El puesto de moda en el fútbol: Por qué todos los equipos buscan desesperadamente un carrilero

Por el equipo de YJ Deportes
Si has prestado atención a las transmisiones de los partidos de Champions League o de las ligas europeas últimamente, habrás escuchado a los analistas repetir una palabra una y otra vez: carrilero (o wingback en inglés).
Hace unos años, las posiciones defensivas eran muy sencillas: tenías defensas centrales que rechazaban balones y laterales que marcaban al extremo rival y rara vez pasaban de la mitad de la cancha. Pero el fútbol ha cambiado de forma radical. Hoy, la posición de lateral tradicional está en peligro de extinción, y los equipos están dispuestos a pagar fortunas absurdas en el mercado de fichajes por un buen carrilero. ¿Qué hace tan especial a este puesto y por qué es el más difícil de jugar de todo el deporte moderno?
¿Qué es exactamente un carrilero?
Para entenderlo de forma sencilla: el carrilero es un híbrido. Es la mezcla perfecta entre un lateral defensivo y un extremo de ataque.

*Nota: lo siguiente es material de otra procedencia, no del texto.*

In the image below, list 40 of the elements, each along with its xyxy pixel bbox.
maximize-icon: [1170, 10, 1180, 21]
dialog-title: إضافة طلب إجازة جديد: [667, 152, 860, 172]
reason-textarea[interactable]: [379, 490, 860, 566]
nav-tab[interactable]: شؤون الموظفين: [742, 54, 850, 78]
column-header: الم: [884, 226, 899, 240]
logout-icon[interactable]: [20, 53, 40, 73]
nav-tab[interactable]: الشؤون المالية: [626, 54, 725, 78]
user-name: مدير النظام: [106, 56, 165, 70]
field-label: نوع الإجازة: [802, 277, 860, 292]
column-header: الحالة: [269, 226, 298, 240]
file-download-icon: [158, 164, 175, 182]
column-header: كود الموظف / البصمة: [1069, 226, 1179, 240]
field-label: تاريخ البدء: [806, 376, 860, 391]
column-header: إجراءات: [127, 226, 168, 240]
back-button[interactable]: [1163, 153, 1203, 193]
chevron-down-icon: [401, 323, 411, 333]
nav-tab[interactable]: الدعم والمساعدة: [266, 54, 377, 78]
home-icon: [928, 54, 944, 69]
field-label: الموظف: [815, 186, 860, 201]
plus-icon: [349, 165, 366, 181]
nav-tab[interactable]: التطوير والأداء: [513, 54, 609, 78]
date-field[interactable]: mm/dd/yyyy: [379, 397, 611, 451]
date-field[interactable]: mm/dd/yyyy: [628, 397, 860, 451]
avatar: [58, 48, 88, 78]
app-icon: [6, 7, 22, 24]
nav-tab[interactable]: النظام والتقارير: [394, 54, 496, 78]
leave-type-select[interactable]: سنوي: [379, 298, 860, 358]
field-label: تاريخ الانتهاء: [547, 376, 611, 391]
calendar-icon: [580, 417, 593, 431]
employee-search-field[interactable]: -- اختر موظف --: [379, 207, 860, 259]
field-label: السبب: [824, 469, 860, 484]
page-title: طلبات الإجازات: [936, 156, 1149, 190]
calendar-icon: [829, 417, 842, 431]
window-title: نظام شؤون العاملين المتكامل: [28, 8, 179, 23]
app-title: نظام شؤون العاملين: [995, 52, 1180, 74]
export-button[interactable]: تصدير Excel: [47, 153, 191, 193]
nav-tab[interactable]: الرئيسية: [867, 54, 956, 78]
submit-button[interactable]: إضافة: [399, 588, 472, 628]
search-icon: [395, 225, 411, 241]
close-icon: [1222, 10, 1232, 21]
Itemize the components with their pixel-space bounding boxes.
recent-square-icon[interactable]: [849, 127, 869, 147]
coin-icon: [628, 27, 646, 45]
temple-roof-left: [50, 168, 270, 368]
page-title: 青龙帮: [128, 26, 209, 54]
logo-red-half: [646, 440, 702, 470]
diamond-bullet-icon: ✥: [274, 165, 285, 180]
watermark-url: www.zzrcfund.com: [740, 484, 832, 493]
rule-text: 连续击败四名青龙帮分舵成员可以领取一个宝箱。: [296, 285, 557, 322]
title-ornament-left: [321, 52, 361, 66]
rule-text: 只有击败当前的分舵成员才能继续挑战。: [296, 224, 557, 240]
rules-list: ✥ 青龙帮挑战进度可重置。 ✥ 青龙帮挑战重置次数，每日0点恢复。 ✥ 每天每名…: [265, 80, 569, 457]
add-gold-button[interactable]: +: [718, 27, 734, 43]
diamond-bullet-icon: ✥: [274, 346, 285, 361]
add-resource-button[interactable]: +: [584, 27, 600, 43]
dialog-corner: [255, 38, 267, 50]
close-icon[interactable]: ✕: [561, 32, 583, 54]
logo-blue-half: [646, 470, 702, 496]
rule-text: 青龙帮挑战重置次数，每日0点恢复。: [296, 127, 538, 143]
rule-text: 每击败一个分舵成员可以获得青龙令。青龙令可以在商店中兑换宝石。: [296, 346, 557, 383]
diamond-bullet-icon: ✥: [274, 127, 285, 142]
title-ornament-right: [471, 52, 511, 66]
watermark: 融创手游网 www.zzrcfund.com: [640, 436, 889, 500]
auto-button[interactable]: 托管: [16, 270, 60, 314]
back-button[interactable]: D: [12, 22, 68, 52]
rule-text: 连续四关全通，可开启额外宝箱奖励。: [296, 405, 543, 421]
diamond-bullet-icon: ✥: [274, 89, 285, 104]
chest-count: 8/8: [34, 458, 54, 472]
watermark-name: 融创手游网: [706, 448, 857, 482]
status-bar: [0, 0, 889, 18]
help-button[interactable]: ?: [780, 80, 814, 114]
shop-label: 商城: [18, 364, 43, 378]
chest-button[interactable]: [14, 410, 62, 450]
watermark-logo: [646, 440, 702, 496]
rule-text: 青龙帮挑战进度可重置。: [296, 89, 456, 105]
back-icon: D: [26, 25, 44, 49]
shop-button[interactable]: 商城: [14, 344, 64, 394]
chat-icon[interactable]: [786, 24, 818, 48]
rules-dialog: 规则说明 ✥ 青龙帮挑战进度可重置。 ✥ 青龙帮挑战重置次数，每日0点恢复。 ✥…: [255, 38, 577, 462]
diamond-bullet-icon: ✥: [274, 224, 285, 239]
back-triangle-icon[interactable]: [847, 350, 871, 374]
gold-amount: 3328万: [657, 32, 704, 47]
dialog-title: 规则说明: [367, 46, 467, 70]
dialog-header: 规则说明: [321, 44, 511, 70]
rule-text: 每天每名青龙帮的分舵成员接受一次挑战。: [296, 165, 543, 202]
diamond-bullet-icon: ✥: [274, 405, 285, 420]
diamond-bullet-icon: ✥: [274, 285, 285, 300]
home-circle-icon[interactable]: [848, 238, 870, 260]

En lugar de jugar en una línea de cuatro defensores, el carrilero suele aparecer en alineaciones que usan tres defensas centrales (como el clásico esquema 3-5-2 o 5-3-2). Al tener tres centrales protegiendo el centro del área, el carrilero tiene la libertad absoluta de adueñarse de toda la banda por sí solo. Él es el encargado de tapar las subidas del rival cuando no se tiene la pelota, y de correr hasta la línea de fondo para centrar o rematar a portería cuando su equipo ataca. Es, literalmente, un equipo de un solo hombre en su lado de la cancha.
La tortura física de correr la banda sin parar
No cualquiera puede ser carrilero. De hecho, es la posición que exige la mayor preparación física de todo el fútbol. Un carrilero promedio recorre entre 11 y 12 kilómetros por partido, pero la diferencia con un mediocampista central es la intensidad: el carrilero hace esa distancia a base de sprints repetidos a máxima velocidad.
Tiene que subir al ataque para dar apoyo, y si su equipo pierde la pelota, tiene que regresar corriendo 70 metros hacia atrás a toda velocidad para evitar que el rival los agarre desarmados. Si el carrilero se cansa o no tiene el aire suficiente para regresar, deja una avenida gigante para que los rivales ataquen. Por eso, jugadores con pulmones inagotables y velocidad explosiva como Achraf Hakimi o Alphonso Davies son tan valorados.
El puesto que decide los partidos de élite
En el fútbol moderno, los equipos suelen acumular muchos jugadores en el centro del campo para cerrar los espacios. La única forma de romper estas defensas cerradas es abriendo la cancha. Y ahí es donde el carrilero es letal.
Al atacar desde atrás y por sorpresa, los defensas rivales no saben a quién marcar: si el extremo los fija por dentro, el carrilero sube completamente libre por la banda. Si el carrilero tiene un buen centro, creará peligro constante en cada jugada. Es una posición de moda porque es la llave para abrir los candados tácticos de los entrenadores más defensivos. Así que la próxima vez que veas un partido, no sigas solo la pelota; mira al jugador que corre pegado a la línea lateral. Él es quien realmente está moviendo los hilos tácticos del encuentro.